Physical therapy is the treatment of functional limitations to prevent the onset or to retard the progression of physical impairments following illness or injury. Medicare pays for physical therapy in at least two contexts:
Through the Part A hospital insurance benefit, Medicare pays for Physiotherapie as a component of skilled nursing care, in either the acute care setting or in a post-hospital skilled nursing facility. In order to qualify for reimbursement, such therapy must meet the criteria for skilled nursing care under 42 U.S.C. – 1495i. In order to qualify, a patient otherwise appropriate for Medicare must show a qualifying hospital stay of three or more days within the 30 days prior to entering the skilled nursing facility.

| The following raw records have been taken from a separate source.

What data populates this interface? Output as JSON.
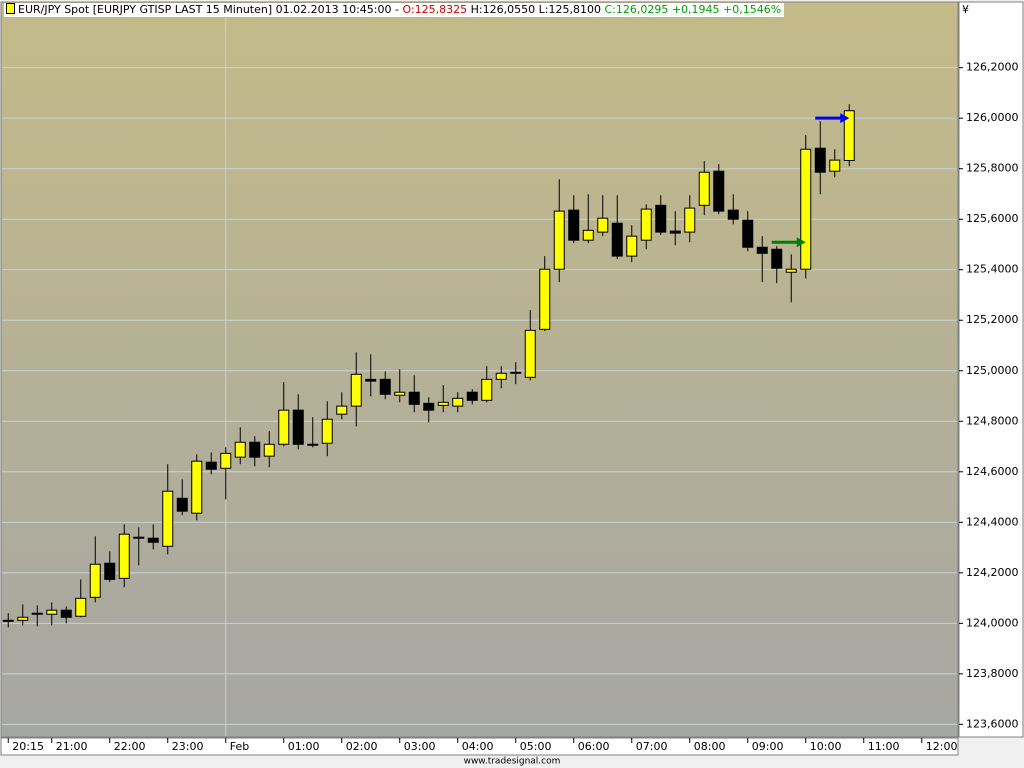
{
  "chart_data": {
    "type": "candlestick",
    "header": {
      "title": "EUR/JPY Spot [EURJPY GTISP LAST 15 Minuten] 01.02.2013 10:45:00 -",
      "open": "O:125,8325",
      "high": "H:126,0550",
      "low": "L:125,8100",
      "close": "C:126,0295 +0,1945 +0,1546%"
    },
    "currency": "¥",
    "footer": "www.tradesignal.com",
    "categories": [
      "20:15",
      null,
      null,
      "21:00",
      null,
      null,
      null,
      "22:00",
      null,
      null,
      null,
      "23:00",
      null,
      null,
      null,
      "Feb",
      null,
      null,
      null,
      "01:00",
      null,
      null,
      null,
      "02:00",
      null,
      null,
      null,
      "03:00",
      null,
      null,
      null,
      "04:00",
      null,
      null,
      null,
      "05:00",
      null,
      null,
      null,
      "06:00",
      null,
      null,
      null,
      "07:00",
      null,
      null,
      null,
      "08:00",
      null,
      null,
      null,
      "09:00",
      null,
      null,
      null,
      "10:00",
      null,
      null,
      null,
      "11:00",
      null,
      null,
      null,
      "12:00",
      null
    ],
    "open": [
      124.012,
      124.012,
      124.04,
      124.036,
      124.052,
      124.028,
      124.103,
      124.238,
      124.178,
      124.341,
      124.337,
      124.305,
      124.495,
      124.436,
      124.638,
      124.614,
      124.658,
      124.717,
      124.662,
      124.709,
      124.844,
      124.709,
      124.713,
      124.828,
      124.86,
      124.966,
      124.966,
      124.903,
      124.915,
      124.871,
      124.863,
      124.86,
      124.915,
      124.883,
      124.966,
      124.994,
      124.974,
      125.164,
      125.402,
      125.636,
      125.517,
      125.549,
      125.584,
      125.454,
      125.517,
      125.655,
      125.553,
      125.549,
      125.655,
      125.79,
      125.636,
      125.596,
      125.489,
      125.481,
      125.39,
      125.402,
      125.881,
      125.79,
      125.8325,
      null,
      null,
      null,
      null,
      null,
      null
    ],
    "high": [
      124.04,
      124.075,
      124.071,
      124.083,
      124.067,
      124.174,
      124.345,
      124.285,
      124.392,
      124.38,
      124.392,
      124.63,
      124.57,
      124.669,
      124.677,
      124.697,
      124.776,
      124.741,
      124.761,
      124.955,
      124.907,
      124.816,
      124.879,
      124.915,
      125.073,
      125.065,
      124.998,
      125.006,
      124.982,
      124.895,
      124.943,
      124.915,
      124.927,
      125.018,
      125.018,
      125.034,
      125.24,
      125.454,
      125.758,
      125.695,
      125.699,
      125.695,
      125.695,
      125.576,
      125.659,
      125.695,
      125.632,
      125.695,
      125.83,
      125.818,
      125.699,
      125.632,
      125.533,
      125.493,
      125.461,
      125.933,
      125.988,
      125.877,
      126.055,
      null,
      null,
      null,
      null,
      null,
      null
    ],
    "low": [
      123.984,
      123.992,
      123.988,
      123.992,
      124.0,
      124.024,
      124.083,
      124.163,
      124.143,
      124.23,
      124.293,
      124.273,
      124.428,
      124.408,
      124.59,
      124.491,
      124.63,
      124.622,
      124.618,
      124.701,
      124.689,
      124.697,
      124.662,
      124.808,
      124.78,
      124.899,
      124.887,
      124.875,
      124.836,
      124.796,
      124.836,
      124.836,
      124.867,
      124.875,
      124.931,
      124.947,
      124.962,
      125.157,
      125.351,
      125.505,
      125.505,
      125.533,
      125.442,
      125.43,
      125.481,
      125.537,
      125.497,
      125.509,
      125.616,
      125.62,
      125.58,
      125.473,
      125.351,
      125.347,
      125.271,
      125.366,
      125.699,
      125.766,
      125.81,
      null,
      null,
      null,
      null,
      null,
      null
    ],
    "close": [
      124.012,
      124.024,
      124.04,
      124.052,
      124.024,
      124.099,
      124.234,
      124.174,
      124.353,
      124.341,
      124.321,
      124.523,
      124.444,
      124.642,
      124.61,
      124.673,
      124.717,
      124.658,
      124.709,
      124.844,
      124.709,
      124.709,
      124.808,
      124.86,
      124.986,
      124.959,
      124.907,
      124.915,
      124.867,
      124.844,
      124.875,
      124.891,
      124.883,
      124.966,
      124.99,
      124.994,
      125.16,
      125.402,
      125.632,
      125.517,
      125.556,
      125.604,
      125.454,
      125.533,
      125.64,
      125.549,
      125.545,
      125.644,
      125.786,
      125.632,
      125.6,
      125.489,
      125.465,
      125.406,
      125.402,
      125.877,
      125.786,
      125.834,
      126.0295,
      null,
      null,
      null,
      null,
      null,
      null
    ],
    "up_color": "#ffff00",
    "down_color": "#000000",
    "arrows": [
      {
        "candle": 58,
        "value": 126.0,
        "color": "#0000ff"
      },
      {
        "candle": 55,
        "value": 125.509,
        "color": "#008000"
      }
    ],
    "ylim": [
      123.55,
      126.46
    ],
    "yticks": [
      {
        "value": 123.6,
        "label": "123,6000"
      },
      {
        "value": 123.8,
        "label": "123,8000"
      },
      {
        "value": 124.0,
        "label": "124,0000"
      },
      {
        "value": 124.2,
        "label": "124,2000"
      },
      {
        "value": 124.4,
        "label": "124,4000"
      },
      {
        "value": 124.6,
        "label": "124,6000"
      },
      {
        "value": 124.8,
        "label": "124,8000"
      },
      {
        "value": 125.0,
        "label": "125,0000"
      },
      {
        "value": 125.2,
        "label": "125,2000"
      },
      {
        "value": 125.4,
        "label": "125,4000"
      },
      {
        "value": 125.6,
        "label": "125,6000"
      },
      {
        "value": 125.8,
        "label": "125,8000"
      },
      {
        "value": 126.0,
        "label": "126,0000"
      },
      {
        "value": 126.2,
        "label": "126,2000"
      }
    ],
    "grid": true
  }
}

A physician must order procedures for the patient that are appropriate to be performed only in a Skilled Nursing Facility (SNF), such as rehabilitative therapy, and must certify that the patient’s condition is such that he or she can practically be cared for only in a SNF. In so certifying, the physician must determine that the patient’s condition should improve or achieve stability in response to curative care. The SNF medical staff is required to write a plan of care for each skilled nursing patient based upon the individual’s needs and circumstances. Upon satisfaction of those requirements, Medicare will pay for 100 days of skilled nursing care per-patient per-illness period – though after the first 20 days a co-payment of 20% is required of the patient. Once a patient qualifies, Medicare bears all expenses of the skilled nursing facility, including the patient’s custodial care and room and board (custodial care is not otherwise covered by Medicare). Typically, an SNF receives approximately $650 per day from Medicare for a qualifying skilled nursing patient.

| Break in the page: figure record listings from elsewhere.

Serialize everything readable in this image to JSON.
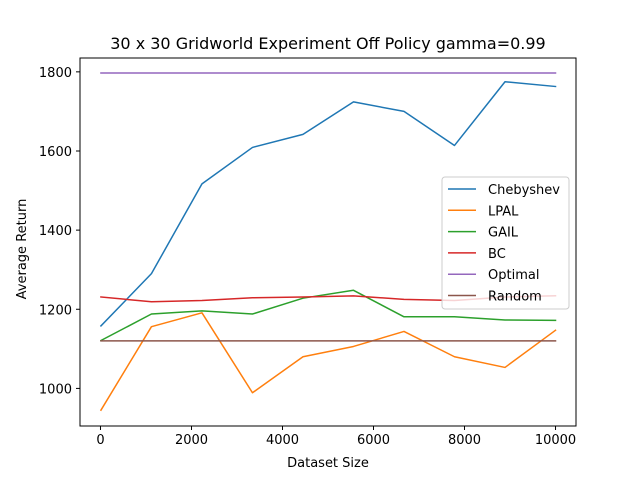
{
  "chart_data": {
    "type": "line",
    "title": "30 x 30 Gridworld Experiment Off Policy gamma=0.99",
    "xlabel": "Dataset Size",
    "ylabel": "Average Return",
    "xlim": [
      -450,
      10450
    ],
    "ylim": [
      905,
      1835
    ],
    "xticks": [
      0,
      2000,
      4000,
      6000,
      8000,
      10000
    ],
    "yticks": [
      1000,
      1200,
      1400,
      1600,
      1800
    ],
    "grid": false,
    "legend_position": "center-right",
    "x": [
      10,
      1120,
      2230,
      3340,
      4450,
      5560,
      6670,
      7780,
      8890,
      10000
    ],
    "series": [
      {
        "name": "Chebyshev",
        "color": "#1f77b4",
        "values": [
          1158,
          1290,
          1517,
          1609,
          1642,
          1724,
          1700,
          1614,
          1775,
          1763
        ]
      },
      {
        "name": "LPAL",
        "color": "#ff7f0e",
        "values": [
          945,
          1156,
          1191,
          989,
          1080,
          1106,
          1144,
          1080,
          1053,
          1147
        ]
      },
      {
        "name": "GAIL",
        "color": "#2ca02c",
        "values": [
          1121,
          1188,
          1196,
          1188,
          1228,
          1248,
          1181,
          1181,
          1173,
          1172
        ]
      },
      {
        "name": "BC",
        "color": "#d62728",
        "values": [
          1231,
          1219,
          1222,
          1229,
          1231,
          1234,
          1225,
          1222,
          1231,
          1234
        ]
      },
      {
        "name": "Optimal",
        "color": "#9467bd",
        "values": [
          1797,
          1797,
          1797,
          1797,
          1797,
          1797,
          1797,
          1797,
          1797,
          1797
        ]
      },
      {
        "name": "Random",
        "color": "#8c564b",
        "values": [
          1120,
          1120,
          1120,
          1120,
          1120,
          1120,
          1120,
          1120,
          1120,
          1120
        ]
      }
    ]
  }
}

II. Additionally, through Part B supplemental insurance, Medicare reimburses for physical therapy under limited circumstances. In order to qualify for reimbursement, outpatient physical therapy services must: (1) be reasonable and medically necessary; (2) be furnished to a Medicare beneficiary under the care of a physician; (3) be furnished under a plan of care periodically recertified by a physician; and (4) be furnished by or under the direct supervision of qualified personnel.
Medicare regulations require that physical therapy services be performed either (1) by a State-licensed physical therapist or (2) by or “incident to” the services of a physician or other medical professional licensed to perform such services under State law pursuant to 42 C.F.R. § 410.60. Under the “incident to” rule, a physician may bill for physical therapy services performed by non-physician personnel so long as those services are (a) commonly furnished in a physician’s office and integral to a physician’s covered services; (b) included in a treatment plan designed by the physician and in which the physician is actively involved; and (c) furnished under the physician’s direct supervision.

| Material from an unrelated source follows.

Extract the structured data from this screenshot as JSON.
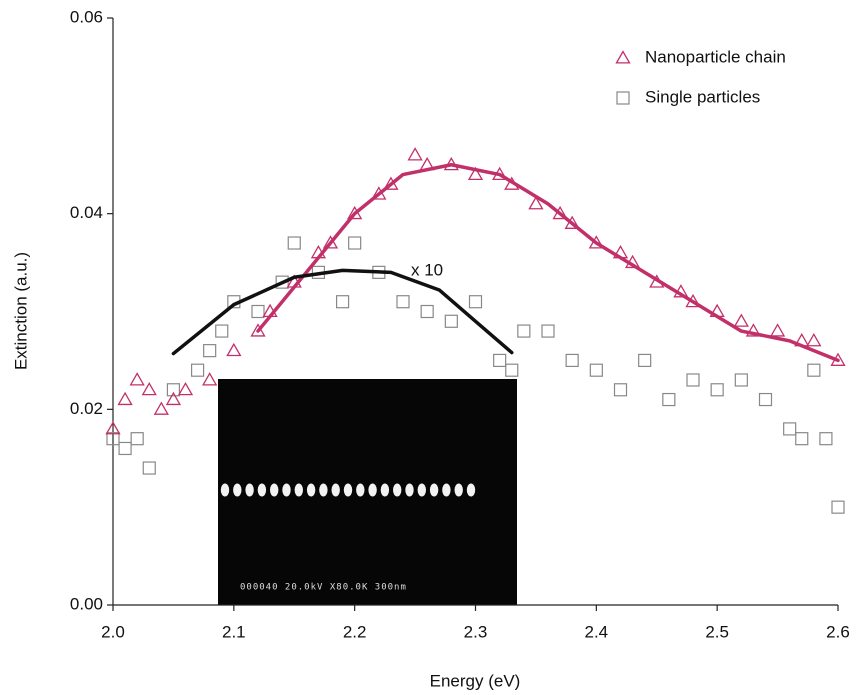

In order to bill directly – rather than through a physician – a physical therapist must be State-licensed. Physical therapy services performed incident to a physician’s services may be performed by personnel without a license – however, such personnel must otherwise meet all qualifications of a licensed physical therapist including graduation from an approved physical therapy education program.
Regardless of who performs physical therapy services to be billed to Medicare or Medicaid, such services must be furnished in accordance with a sufficient plan of care established by a physician or by the licensed physical therapist who performs the services. Under 42 C.F.R. § 410.60, the plan must “prescribe the type, amount, frequency, and duration of the physical therapy… to be furnished to the individual, and indicate the diagnosis and anticipated goals.”
Abuse of the Therapy Medicare Benefit
Unfortunately, fraud in physical therapy is rampant. In 1994, the Office of Inspector General, Department of Health and Human Services published a report finding that 78% of physical therapy billed by physicians did not constitute true physical therapy. In 2006, OIG published another report, stating that a staggering 91% of physician physical therapy bills submitted in the first half of 2002 were deficient in at least one regard. Through intense investigation and research, we have identified and uncovered the following types of physical therapy fraud:
- Billing for therapy services performed by unqualified personnel
- Billing for therapy services that were never performed or only partially performed
- Billing for therapy services when, in fact, the service performed was unskilled, or amounted to maintenance therapy, or both, and did not constitute physical therapy
- Billing for therapy services performed under a deficient plan of care
- Billing under individual therapy codes for group therapy services.
Under the federal and some state false claims acts, whistleblowers can file suit against fraudulent therapy and skilled nursing companies under seal and may share in as much as 25% (and in some circumstances 30%) of the award. Blowing the whistle on corporate fraud takes courage, however, and the law rewards that courage with certain protections. The False Claims Act provides for a whistleblower’s case to be filed under seal and for the identity of the whistleblower to be protected during the course of the government’s investigation. Further, federal laws protect against retaliation by mandating the Physiotherapie in Leipzig reinstatement of wrongfully fired employees at the same seniority level, and an award of double back pay, interest, and attorneys’ fees. More than $22 billion of taxpayer funds have been recovered under the False Claims Act over the past two decades. Despite all of the efforts and success by government and private attorneys policing the Medicare program under the False Claims Act, the only way that such fraud can be fought effectively is for people with knowledge – industry insiders, administrators, nurses, and therapists – to come forward and say that enough is enough.